Ingerências
Escrevemos em cima do acontecimento. A propósito do envio de tropas russas para a Crimeia, Barack Obama afirmou que «o mundo está unido para reconhecer que as medidas tomadas pela Rússia na Crimeia são claramente uma violação da soberania ucraniana e do direito internacional» (Público, 4/03) e os ministros das relações externas europeus, reunidos por convocatória urgente da Baronesa Ashton, a 3 de Março, proferiram exaltados clamores à defesa da soberania ucraniana. Em comunicado condenam «a clara violação da soberania e integridade territorial ucraniana por acto de agressão das Forças Armadas russas», acções que «violam claramente a Carta das Nações Unidas e a acta final de Helsínquia da Organização para a Segurança e a Cooperação na Europa (OSCE)». É curioso que tais importantíssimos documentos históricos para a segurança e a paz mundial só tenham sido recordados agora, pois a história dos últimos meses diria que aqueles que «defendem» hoje tão nobres princípios estiveram activamente a violar os mesmos sem nenhum problema de consciência.
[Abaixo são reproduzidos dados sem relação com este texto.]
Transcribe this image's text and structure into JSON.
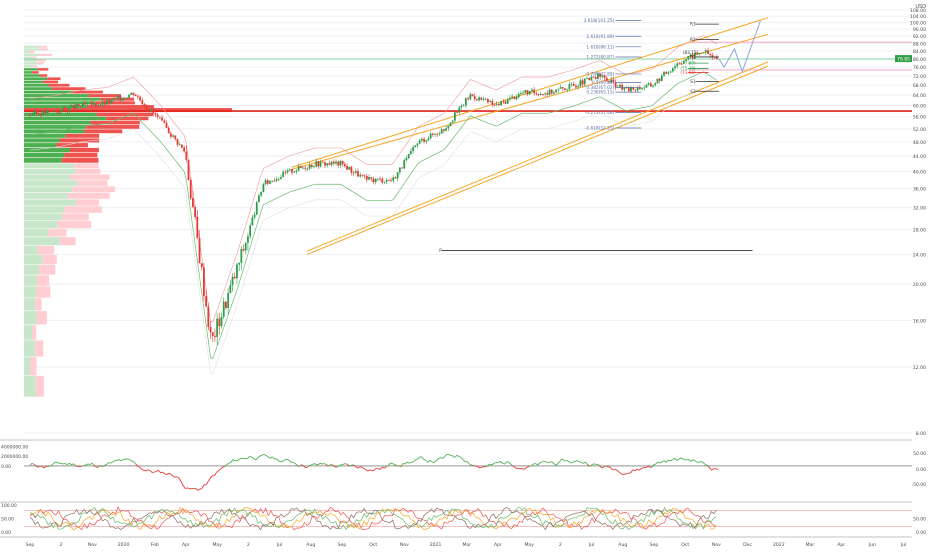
{
  "chart_data": [
    {
      "type": "line",
      "subtype": "candlestick-with-overlays",
      "title": "",
      "currency": "USD",
      "y_scale": "log",
      "ylim": [
        8,
        108
      ],
      "y_ticks": [
        "108.00",
        "104.00",
        "100.00",
        "96.00",
        "92.00",
        "88.00",
        "84.00",
        "80.00",
        "76.00",
        "72.00",
        "68.00",
        "64.00",
        "60.00",
        "56.00",
        "52.00",
        "48.00",
        "44.00",
        "40.00",
        "36.00",
        "32.00",
        "28.00",
        "24.00",
        "20.00",
        "16.00",
        "12.00",
        "8.00"
      ],
      "x_ticks": [
        "Sep",
        "2",
        "Nov",
        "2020",
        "Feb",
        "Apr",
        "May",
        "2",
        "Jul",
        "Aug",
        "Sep",
        "Oct",
        "Nov",
        "2021",
        "Mar",
        "Apr",
        "May",
        "2",
        "Jul",
        "Aug",
        "Sep",
        "Oct",
        "Nov",
        "Dec",
        "2022",
        "Mar",
        "Apr",
        "Jun",
        "Jul"
      ],
      "price_series": {
        "name": "Price",
        "points": [
          [
            "Sep 2019",
            57
          ],
          [
            "Oct 2019",
            58
          ],
          [
            "Nov 2019",
            60
          ],
          [
            "Dec 2019",
            61
          ],
          [
            "Jan 2020",
            65
          ],
          [
            "Feb 2020",
            55
          ],
          [
            "Mar 2020",
            45
          ],
          [
            "Apr 2020",
            14
          ],
          [
            "May 2020",
            22
          ],
          [
            "Jun 2020",
            37
          ],
          [
            "Jul 2020",
            40
          ],
          [
            "Aug 2020",
            42
          ],
          [
            "Sep 2020",
            42
          ],
          [
            "Oct 2020",
            38
          ],
          [
            "Nov 2020",
            38
          ],
          [
            "Dec 2020",
            48
          ],
          [
            "Jan 2021",
            52
          ],
          [
            "Feb 2021",
            64
          ],
          [
            "Mar 2021",
            60
          ],
          [
            "Apr 2021",
            65
          ],
          [
            "May 2021",
            65
          ],
          [
            "Jun 2021",
            68
          ],
          [
            "Jul 2021",
            72
          ],
          [
            "Aug 2021",
            66
          ],
          [
            "Sep 2021",
            68
          ],
          [
            "Oct 2021",
            78
          ],
          [
            "Nov 2021",
            84
          ],
          [
            "Nov 2021 end",
            79
          ]
        ]
      },
      "projection_path": [
        [
          80,
          "Nov 2021"
        ],
        [
          76,
          "Nov 2021"
        ],
        [
          85,
          "Dec 2021"
        ],
        [
          74,
          "Dec 2021"
        ],
        [
          103,
          "Jan 2022"
        ]
      ],
      "fib_levels": [
        {
          "label": "3.618(101.25)",
          "value": 101.25
        },
        {
          "label": "2.618(91.89)",
          "value": 91.89
        },
        {
          "label": "1.618(86.11)",
          "value": 86.11
        },
        {
          "label": "1.272(80.87)",
          "value": 80.87
        },
        {
          "label": "0.786(72.88)",
          "value": 72.88
        },
        {
          "label": "0.5(69.08)",
          "value": 69.08
        },
        {
          "label": "0.382(67.02)",
          "value": 67.02
        },
        {
          "label": "0.236(65.15)",
          "value": 65.15
        },
        {
          "label": "-0.272(57.48)",
          "value": 57.48
        },
        {
          "label": "-0.618(52.25)",
          "value": 52.25
        }
      ],
      "pivot_levels": [
        {
          "label": "R3",
          "value": 99
        },
        {
          "label": "R2",
          "value": 90
        },
        {
          "label": "R1",
          "value": 80.9
        },
        {
          "label": "(77.89)",
          "value": 77.89
        },
        {
          "label": "(75.39)",
          "value": 75.39
        },
        {
          "label": "(73.56)",
          "value": 73.56
        },
        {
          "label": "S1",
          "value": 69.5
        },
        {
          "label": "S3",
          "value": 65.5
        },
        {
          "label": "P",
          "value": 24.6
        }
      ],
      "callouts": [
        "(83.15)"
      ],
      "horizontal_lines": [
        {
          "name": "support-line",
          "value": 58,
          "color": "#e0201a"
        },
        {
          "name": "price-line",
          "value": 79.85,
          "color": "#7ed4a0"
        },
        {
          "name": "pink-upper",
          "value": 88.6,
          "color": "#f49ac1"
        },
        {
          "name": "pink-lower",
          "value": 74.7,
          "color": "#f49ac1"
        }
      ],
      "price_labels": [
        "79.85",
        "79.22"
      ],
      "current_price_color": "#2e9e48"
    },
    {
      "type": "line",
      "title": "",
      "ylim": [
        -7000000,
        4500000
      ],
      "y_ticks_left": [
        "4000000.00",
        "2000000.00",
        "0.00"
      ],
      "y_ticks_right": [
        "50.00",
        "0.00",
        "-50.00"
      ],
      "zero_line": 0,
      "series": [
        {
          "values_description_positive_color": "#4caf50",
          "negative_color": "#e53935"
        }
      ]
    },
    {
      "type": "line",
      "title": "",
      "ylim": [
        0,
        100
      ],
      "y_ticks": [
        "100.00",
        "50.00",
        "0.00"
      ],
      "y_ticks_right": [
        "50.00",
        "0.00"
      ],
      "bands": [
        80,
        20
      ]
    }
  ],
  "colors": {
    "up": "#2e9e48",
    "down": "#e53935",
    "channel": "#f5a623",
    "fib": "#5b6fa6",
    "axis_text": "#4a4a4a",
    "grid": "#eef0f5"
  },
  "axis_unit": "USD"
}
A Carta das Nações Unidas, no seu artigo 1.º, estabelece o desenvolvimento de «relações de amizade entre as nações baseadas no respeito do princípio da igualdade de direitos e da autodeterminação dos povos», e entre os princípios da Acta de Helsínquia, estabelece-se a «igualdade soberana dos Estados» e a «não intervenção nas questões internas».
Sem grandes detalhes, demos uma pincelada pela história recente.
Lembremo-nos de que a chamada crise ucraniana iniciou-se no final de Novembro passado com a não assinatura pelo presidente eleito Ianukóvitch do acordo de associação (na prática, um acordo de livre comércio que determinava privatizações entre outros «brindes») com a UE. Uma decisão soberana. Na altura, na sua intervenção na cimeira para a Parceria Oriental, o comissário Stefan Füle afirmou que essa decisão «não era apenas uma desilusão para a União Europeia, mas também para o povo da Ucrânia». Falou, portanto, em nome do povo ucraniano. Iniciaram-se as manifestações da oposição a Ianukóvitch em Kiev, sabe-se perfeitamente, sob o comando e incitamento à violência de forças reaccionárias e fascistas como os partidos Udar ou Svoboda. Ashton vai a Kiev reunir com Ianukóvitch, a 11 de Dezembro, e em seguida visita os manifestantes da Praça Maidan. Em relação à reunião afirma «acreditar que o acordo deveria ser assinado o quanto antes, porque penso que é do interesse da Ucrânia fazê-lo». Sobre os manifestantes, deixa mensagens no twitter: «Continuo em Kiev. Eu estava com vocês na Maidan hoje à noite». Em Janeiro declara-se «profundamente preocupada» com a adopção das leis anti-motins, que foram posteriormente revogadas. Ainda assim, a meio de Fevereiro, ameaça que a UE estudará sanções contra os «responsáveis pela repressão na Ucrânia». Finalmente, e após o golpe de Estado consumado na Ucrânia, Ashton apressa-se a reunir com o novo governo, legitimando-o, prometendo ajuda financeira a troco de um «programa de reformas». Governo que, aliás, foi determinado pela concertação entre Victoria Nuland, vice-secretária de Estado dos EUA e o embaixador dos EUA em Kiev, o que ficou claro na conversa telefónica entre os dois, tornada pública, e na qual a UE não é propriamente bem tratada (ver reportagem RTP http://www.rtp.pt/noticias/index.php?article=715285&tm=7&layout=121&visual=49). A reunião do passado dia 3 de Março dos Ministros dos Negócios Estrangeiros da UE saudou os esforços do novo governo para estabilizar a situação e empreender reformas, reafirmando a necessidade de uma reforma constitucional na Ucrânia.
A UE e os EUA desestabilizaram a sociedade ucraniana e instrumentalizaram as legítimas aspirações deste povo em acabar com as enormes desigualdades sociais que a caracterizam. Financiaram e conspiraram os incitadores da violência, grupos fascistas, com o objectivo do golpe de Estado. Estão a pôr em prática as «reformas» que lhes interessam. No meio de tudo isto, é caso para perguntar, onde ficou a Carta das Nações Unidas e a Acta de Helsínquia?